Just the other day, Apple announced the major features coming up in their new operating system release, Mac OS X Mountain Lion. Before going into details on Mountain Lion, it’s worth remembering here that less than a year ago, Apple released Lion, which included a host of features that it borrowed from the iPad, including Popovers, the option to use “natural” scrolling the way you do on the iPad, iOS-style invisible scroll bars, iCloud support, full-screen applications, and even some great new enhancements for developers using Objective-C.

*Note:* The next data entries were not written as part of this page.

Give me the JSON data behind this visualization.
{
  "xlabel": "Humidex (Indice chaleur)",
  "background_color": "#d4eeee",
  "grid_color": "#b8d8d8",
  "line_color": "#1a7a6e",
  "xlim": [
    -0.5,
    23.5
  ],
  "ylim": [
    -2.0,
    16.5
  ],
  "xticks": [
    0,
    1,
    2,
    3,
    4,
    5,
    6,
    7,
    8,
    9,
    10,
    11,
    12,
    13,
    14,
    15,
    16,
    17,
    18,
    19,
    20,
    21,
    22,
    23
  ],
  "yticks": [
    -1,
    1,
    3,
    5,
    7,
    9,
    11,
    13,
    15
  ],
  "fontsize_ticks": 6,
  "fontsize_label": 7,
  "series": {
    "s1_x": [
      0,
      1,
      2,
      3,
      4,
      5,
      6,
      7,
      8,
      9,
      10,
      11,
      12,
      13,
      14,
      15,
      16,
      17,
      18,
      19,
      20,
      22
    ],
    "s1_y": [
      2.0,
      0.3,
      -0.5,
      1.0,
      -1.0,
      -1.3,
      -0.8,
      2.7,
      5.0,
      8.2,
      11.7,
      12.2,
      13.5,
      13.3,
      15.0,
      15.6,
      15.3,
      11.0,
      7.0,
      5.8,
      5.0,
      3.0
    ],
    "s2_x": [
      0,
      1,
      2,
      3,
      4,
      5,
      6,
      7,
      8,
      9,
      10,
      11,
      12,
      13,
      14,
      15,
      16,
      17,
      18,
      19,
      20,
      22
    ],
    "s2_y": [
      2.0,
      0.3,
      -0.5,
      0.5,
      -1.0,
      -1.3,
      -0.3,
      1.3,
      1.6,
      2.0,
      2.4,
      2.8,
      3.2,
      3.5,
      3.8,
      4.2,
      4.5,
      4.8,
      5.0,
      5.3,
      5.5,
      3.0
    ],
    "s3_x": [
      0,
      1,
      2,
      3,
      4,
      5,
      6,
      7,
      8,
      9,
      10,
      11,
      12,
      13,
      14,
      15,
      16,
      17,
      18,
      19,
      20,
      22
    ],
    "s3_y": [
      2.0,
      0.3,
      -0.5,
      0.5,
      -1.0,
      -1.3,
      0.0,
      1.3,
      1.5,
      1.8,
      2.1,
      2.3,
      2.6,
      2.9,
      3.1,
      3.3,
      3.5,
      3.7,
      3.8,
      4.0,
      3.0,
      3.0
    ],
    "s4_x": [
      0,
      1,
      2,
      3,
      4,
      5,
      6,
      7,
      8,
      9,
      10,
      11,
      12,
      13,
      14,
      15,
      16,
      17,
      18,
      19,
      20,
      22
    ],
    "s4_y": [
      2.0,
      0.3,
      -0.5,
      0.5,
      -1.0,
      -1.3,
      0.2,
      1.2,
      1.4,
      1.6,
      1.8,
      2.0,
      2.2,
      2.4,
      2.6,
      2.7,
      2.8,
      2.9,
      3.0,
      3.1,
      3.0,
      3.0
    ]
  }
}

So what is Apple planning to do with Mac OS X Mountain Lion? According to the information I can find publicly, here are some of the highlights:

  • Game Center – Apple’s game service that provides everything from matchmaking to leader boards, achievements, and even in-game multiplayer voice chat is coming to the Mac. This also means that developers writing games for the Mac will be able to participate in all that amazing goodness that iOS developers have been enjoying since iOS 4.1.
  • iCloud – I don’t really know all the details here only that iCloud is even more integrated into the OS now and I’m assuming the developer experience around iCloud is getting better. I’m actually hoping that experience gets better because writing iCloud code on Lion is a pain in the ass.
  • Sharing – More iOS goodness comes to the Mac with sharing “sheets”. Every application on Mountain Lion now gets a little sharing icon that uses sharing services, allowing you to share whatever you’re looking at in the application with your buddies via e-mail or whatever other services are registered on the Mac, including Twitter. I would imagine that it wouldn’t take much work, assuming the sharing APIs are good, to add other sharing targets like Facebook, Dropbox, LinkedIn, etc to your Mac – turning it into just as much of a social hub as your phone.
  • Twitter – Twitter is a first-class citizen on the Mac just like it became first-class on iOS 5. This means that Mountain Lion users can tweet from pretty much anywhere and using the “sharing” services, they can share pretty much whatever they’re working on in any application (that supports it) via Twitter. Not only is twitter a first-class citizen, but applications can send Tweets on behalf of their users without any extra work. Twitter appears to be accessible in API form to developers without them having to figure out which of the 10 open-source Objective-C twitter libraries they want to shoehorn into their app. This is fantastic news for developers and I hope we get similar integration possibilities with Facebook, Dropbox, etc via Sharing “sheet” APIs.
  • Notifications – In what looks to be very similar to the notification center on iOS 5, Apple now has a unified display of messages that are pertinent to the user, including IMs, iMessages (also now a fully integrated part of Mountain Lion), and application-level notifications. In classic Apple style, they are aiming to push popular 3rd parties out of this market with their 1st party offering. Applications like Growl may find it hard to compete with the unified interface, but time will tell how the 1st-vs-3rd party battles are settled.
  • Gatekeeper – Again I don’t know all the details, but this feature aims to make your application more secure and, more importantly, provides developers with a secure way of distributing verified, signed applications outside the app store. For most developers, the App Store is absolutely the best way to go. But for some applications, it makes no sense to put in the app store and many people don’t need Apple’s distribution channel and so aren’t comfortable sharing 30% of their profit with the company. Gatekeeper and Developer IDs and signing give developers a way of distributing applications that users can feel comfortable downloading, installing, and using.
  • 64-Bit – You simply cannot run Mountain Lion on a 32-bit machine. The kernel is 64-bit and an entire host of 32-bit “wrappers” are missing in Mountain Lion, further drawing a line in the sand against 32-bit apps. If only some other software giant whose name starts with M that makes an operating system would also draw a similar line. In words from one of my favorite movies of all time (Zombieland), “It’s time to nut up or shut up.”
  • SSO – In order to support seamless sharing and such, there appears to be some kind of single sign-on facility in OS X much like Windows has been allowing you to link your “LiveID” to your user account for quite some time … only with the Twitter integration I would imagine Apple’s SSO allows for more than just Apple ID storage.

All in all Mountain Lion is looking pretty promising. Again, there’s absolutely nothing groundbreaking in here, but starting with Lion and continuing with Mountain Lion, it appears that Mac developers are finally getting access to the same amount of lovin’ that the iOS developers have been enjoying since iOS 4.